Влажный осенний ветер над моим лежащим навзничь телом, гнул верхние ветви яблонь, а особенно слив и вишен; трогал, теряющие зелёную силу листья, срывал начинавшие желтеть. Они, спускаясь, причудливо кружились в воздухе, планировали беззвучно, стремясь приземлиться в открытый уголок моего сада. Посредине сада, рядом с высоким в три  этажа домом, и лежало в форме креста моё нужное близким, но никому другому — тело.


Впрочем, видеть это разноцветное падание листьев я не мог, разве только чувствовать. Мои веки сомкнулись сами собой, будто шторкой отгородив внутреннюю боль от безмятежного - к закату — осеннего вечера: тихого и моросящего сейчас мне в лицо мелкой дождевой сыпью.

И страдание уже отошло. Истекло из меня в землю, на которой я лежал, только глаза теперь не открывались. На опущенных веках скапливалась влага, спускалась на ресницы, с них медленно перемещалась вниз, по вискам, на уши, через которые пока и воспринималась окружавшая меня, и остающаяся теперь без меня — жизнь.

И эта способность — пока слышать — хотя и не делала меня безучастнее к уходящему человеческому обществу, но позволяла оставлять интерес к нему таким, каким он бывал в детстве перед начинающемся сеансом фильма... Когда только-только погасли в зале лампы и не исчезла в теле дрожь перед непознанным пока кино. Или: когда я, забыв про варежки, нёс из библиотеки в озябших руках толстую, завёрнутую в газету книгу, ещё незнакомую, но уже предвкушаемую через предстоящий шелест читаемых по ночам страниц.

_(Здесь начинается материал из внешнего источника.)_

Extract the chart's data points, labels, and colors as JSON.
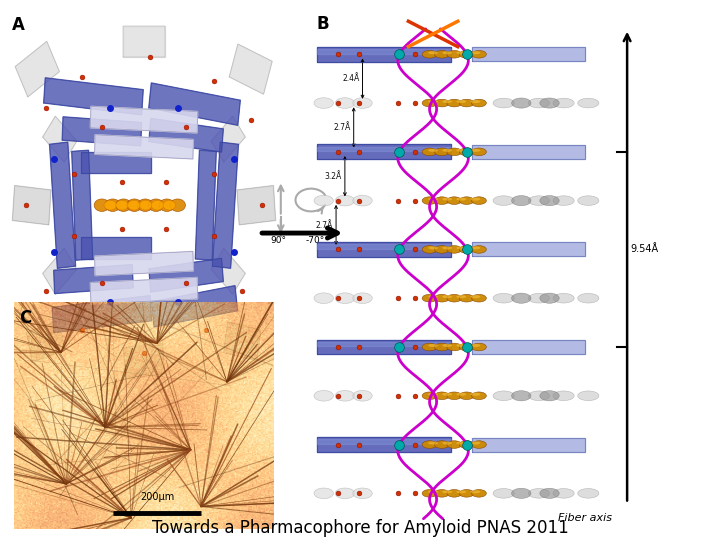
{
  "title": "Towards a Pharmacophore for Amyloid PNAS 2011",
  "title_fontsize": 12,
  "title_color": "#000000",
  "background_color": "#ffffff",
  "panel_A_label": "A",
  "panel_B_label": "B",
  "panel_C_label": "C",
  "fiber_axis_label": "Fiber axis",
  "scale_bar_label": "200μm",
  "rotation_label_1": "90°",
  "rotation_label_2": "-70°",
  "dim_labels": [
    "2.4Å",
    "2.7Å",
    "3.2Å",
    "2.7Å"
  ],
  "scale_label": "9.54Å",
  "blue_dark": "#4a52b0",
  "blue_light": "#8b96d4",
  "orange_color": "#cc8800",
  "magenta_color": "#cc00cc",
  "cyan_color": "#00aaaa",
  "red_color": "#cc3300",
  "grey_loop": "#aaaaaa",
  "white_strand": "#e8e8f0"
}
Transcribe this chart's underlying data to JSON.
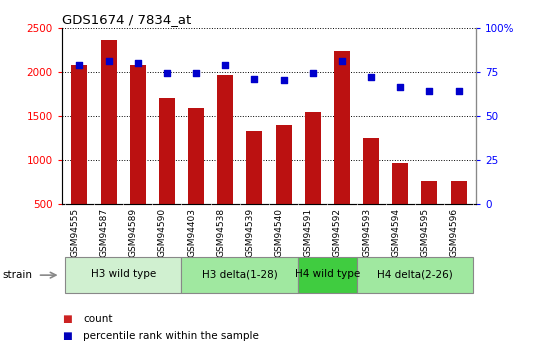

То ширился и шумел, то шелестел и шептал ветер надо мной. Я впитывал шорохи последней моей осени. Мои ладони прикасались сейчас не к планете, в которой я постепенно исчезну, но трогали в последний раз её материю: почву и дождь, зависший по траве и делающий её мокрой на ощупь.
Теперь мне далеко за шестьдесят, но в последнее время я часто думал о том, что могу однажды лечь, положив, как раньше отец, ноги с короткой кушетки на приставную табуретку, лечь — и не проснуться. Не от изысканной жалости к себе или в назидание детям думал я так, а от осознанной постепенно простоты жизни и обязательности перехода её в другое состояние.

Но сейчас жизнь оставалась рядом. И в таком физическом самочуствии и расположении духа, какое и бывает: когда распахнуты навстречу багряному солнцу окна, в которых воздушные занавески пузырятся от лёгкого ветра, открывая столы, где стоят красные (как лицо девушки, вышедшей из бани) «пепен-шафраны" Когда, высохший за лето репейник царапает стену под окном. А стога в поле хорошо смётаны и увиты. И рощицы за полем оснизаны плотным осенним дождём. То есть, когда смерть рядом не предполагается, а предстоящее утро должно умыть ненадёжной росой дороги, по которым пойдут люди.
...Которых я и слышал сейчас.



2-

-Сосед-то ваш лежит. Выпил поди, отдыхает теперь.
-Садись, Нюш.
-Да я постою. Стоя-то больше пробуду: всё, вроде, только пришла. И чего уж в вине хорошего? Напьются, да пристают: «Что посмотрела плохо, да не так сготовила». И чего уж смотреть-то? Так  бы глаза и выбила. А не кажется вам, наверное, в деревне-то?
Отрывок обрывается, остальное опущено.